While picking Franny from the Delgados, Debbie (Emma Kenney) is shocked when Derek (Luca Oriel) re-appears. Debbie refuses to let him be involved in Franny's life, and later goes on a drug-fuelled road trip with her friend, Duran (David Brackett). Carl starts working as a driver by stealing Uber's customers, and also decides to release the thief. The thief later returns, thanking Carl for detoxing him, and pays him $7,500 for his service. Ian approaches the owners of the church, only to discover that they are meeting with Fiona to complete the sale. Fiona and Ian have an argument, with Fiona refusing to abandon the sale. Kevin returns home, and is shocked to find that Svetlana got half the profits after Veronica agreed to have sex with her.

==Production==
===Development===
The episode was written by executive producer Sheila Callaghan and directed by supervising producer Iain B. MacDonald. It was Callaghan's 11th writing credit, and MacDonald's fifth directing credit.

==Reception==
===Viewers===
In its original American broadcast, "The (Mis)Education of Liam Fergus Beircheart Gallagher" was seen by an estimated 1.51 million household viewers with a 0.57 in the 18–49 demographics. This means that 0.57 percent of all households with televisions watched the episode. This was a 6 percent decrease in viewership from the previous episode, which was seen by an estimated 1.59 million household viewers with a 0.61 in the 18–49 demographics.

===Critical reviews===
"The (Mis)Education of Liam Fergus Beircheart Gallagher" received critical acclaim. Myles McNutt of The A.V. Club gave the episode an "A–" grade and wrote, "I doubt that the conflict between Fiona and Ian will have the same devastating effects as what happened to those who have helped Lip on his journey to sobriety, but it's the conflict the season was waiting for, and sets things up for a philosophically dynamic story thread for the rest of the season."

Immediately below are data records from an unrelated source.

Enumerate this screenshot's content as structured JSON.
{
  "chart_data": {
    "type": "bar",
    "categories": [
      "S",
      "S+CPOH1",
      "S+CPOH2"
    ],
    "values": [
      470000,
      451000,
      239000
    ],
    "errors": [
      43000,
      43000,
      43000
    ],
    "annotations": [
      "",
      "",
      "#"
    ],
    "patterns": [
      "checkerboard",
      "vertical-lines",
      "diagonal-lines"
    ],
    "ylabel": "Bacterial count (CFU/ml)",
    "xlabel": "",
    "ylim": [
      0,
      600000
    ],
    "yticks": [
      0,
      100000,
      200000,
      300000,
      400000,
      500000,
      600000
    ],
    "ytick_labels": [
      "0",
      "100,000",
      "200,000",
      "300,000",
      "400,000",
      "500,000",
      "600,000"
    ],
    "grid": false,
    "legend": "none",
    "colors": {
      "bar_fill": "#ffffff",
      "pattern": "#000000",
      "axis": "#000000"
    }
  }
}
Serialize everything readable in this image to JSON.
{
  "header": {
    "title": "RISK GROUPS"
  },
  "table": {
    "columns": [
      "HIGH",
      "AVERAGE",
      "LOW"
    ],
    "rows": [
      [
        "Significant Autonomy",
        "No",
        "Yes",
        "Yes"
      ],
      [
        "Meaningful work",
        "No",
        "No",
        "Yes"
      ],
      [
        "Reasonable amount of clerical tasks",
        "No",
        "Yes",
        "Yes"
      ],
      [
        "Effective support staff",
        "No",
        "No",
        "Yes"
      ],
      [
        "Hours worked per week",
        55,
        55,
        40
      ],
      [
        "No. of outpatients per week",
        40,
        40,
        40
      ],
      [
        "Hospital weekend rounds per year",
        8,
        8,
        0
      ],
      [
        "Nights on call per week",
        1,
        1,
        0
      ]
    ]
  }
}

Derek Lawrence of Entertainment Weekly wrote "Is it me, or have the Gallaghers been too well behaved this season? I know that might seem crazy to say considering Lip sent a cocaine pizza to a recovering addict and V tried to have Svetlana deported, but that's amateur hour compared to the past seven seasons. And yes, while it's good that this family is growing up and maturing, I miss the days of Frank stealing prosthetic legs and Carl strapping drugs to little Uncle Chuckie."

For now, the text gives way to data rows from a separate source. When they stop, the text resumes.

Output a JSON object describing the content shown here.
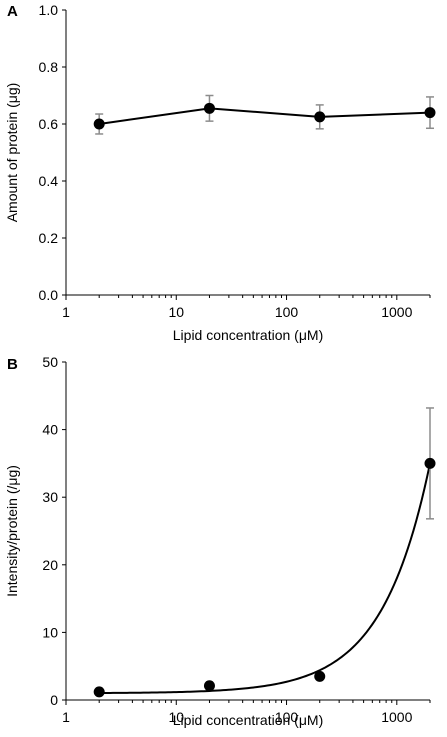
{
  "chart_data": [
    {
      "panel": "A",
      "type": "line",
      "xscale": "log",
      "xlim": [
        1,
        2000
      ],
      "ylim": [
        0.0,
        1.0
      ],
      "xticks": [
        "1",
        "10",
        "100",
        "1000"
      ],
      "yticks": [
        "0.0",
        "0.2",
        "0.4",
        "0.6",
        "0.8",
        "1.0"
      ],
      "xlabel": "Lipid concentration (μM)",
      "ylabel": "Amount of protein (μg)",
      "grid": false,
      "series": [
        {
          "x": [
            2,
            20,
            200,
            2000
          ],
          "y": [
            0.6,
            0.655,
            0.625,
            0.64
          ],
          "err": [
            0.035,
            0.045,
            0.042,
            0.055
          ],
          "marker": "circle",
          "line": "straight"
        }
      ]
    },
    {
      "panel": "B",
      "type": "scatter",
      "xscale": "log",
      "xlim": [
        1,
        2000
      ],
      "ylim": [
        0,
        50
      ],
      "xticks": [
        "1",
        "10",
        "100",
        "1000"
      ],
      "yticks": [
        "0",
        "10",
        "20",
        "30",
        "40",
        "50"
      ],
      "xlabel": "Lipid concentration (μM)",
      "ylabel": "Intensity/protein (/μg)",
      "grid": false,
      "series": [
        {
          "x": [
            2,
            20,
            200,
            2000
          ],
          "y": [
            1.2,
            2.1,
            3.5,
            35.0
          ],
          "err": [
            0,
            0,
            0,
            8.2
          ],
          "marker": "circle",
          "fit": "linear",
          "fit_intercept": 1.0,
          "fit_slope": 0.017
        }
      ]
    }
  ]
}
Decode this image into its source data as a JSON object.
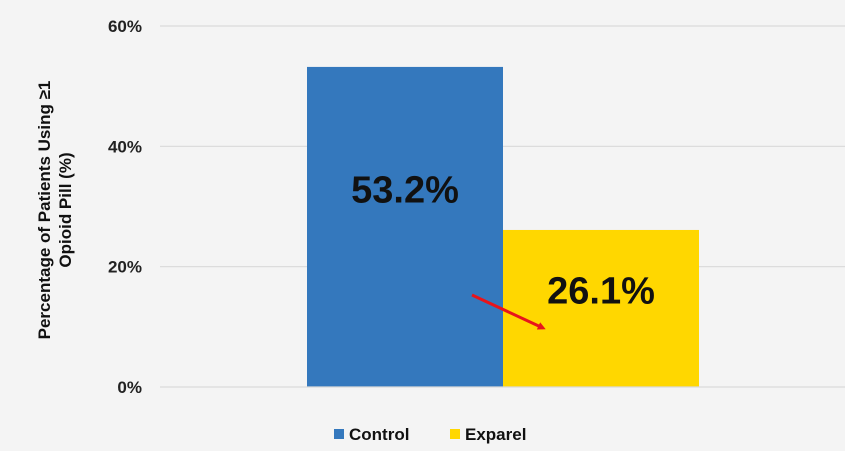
{
  "chart_data": {
    "type": "bar",
    "title": "",
    "xlabel": "",
    "ylabel_lines": [
      "Percentage of Patients Using ≥1",
      "Opioid Pill (%)"
    ],
    "ylim": [
      0,
      60
    ],
    "yticks": [
      0,
      20,
      40,
      60
    ],
    "ytick_labels": [
      "0%",
      "20%",
      "40%",
      "60%"
    ],
    "grid": true,
    "legend_position": "bottom-center",
    "series": [
      {
        "name": "Control",
        "value": 53.2,
        "label": "53.2%",
        "color": "#3478bd"
      },
      {
        "name": "Exparel",
        "value": 26.1,
        "label": "26.1%",
        "color": "#ffd700"
      }
    ],
    "annotation": {
      "type": "arrow",
      "color": "#e8141b"
    }
  }
}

David Crow of Den of Geek gave the episode a 4 star rating out of 5 and wrote "It was all reliably entertaining Shameless shenanigans. But the impending war between Fiona and Ian, and what it represents for such communities as Fi's neighborhood, is what put tonight's episode over the top. The gentrification battle lines have been long drawn, but tonight featured the first real shots of it being fired in the Gallagher household, and as it turns out, Fiona switched sides before pulling the trigger." Paul Dailly of TV Fanatic gave the episode a perfect 5 star rating out of 5, and wrote, ""The Education of Liam Fergus Beircheart Gallagher" was another stellar episode of this Showtime hit. This show is (still!) showing no sign of slowing down."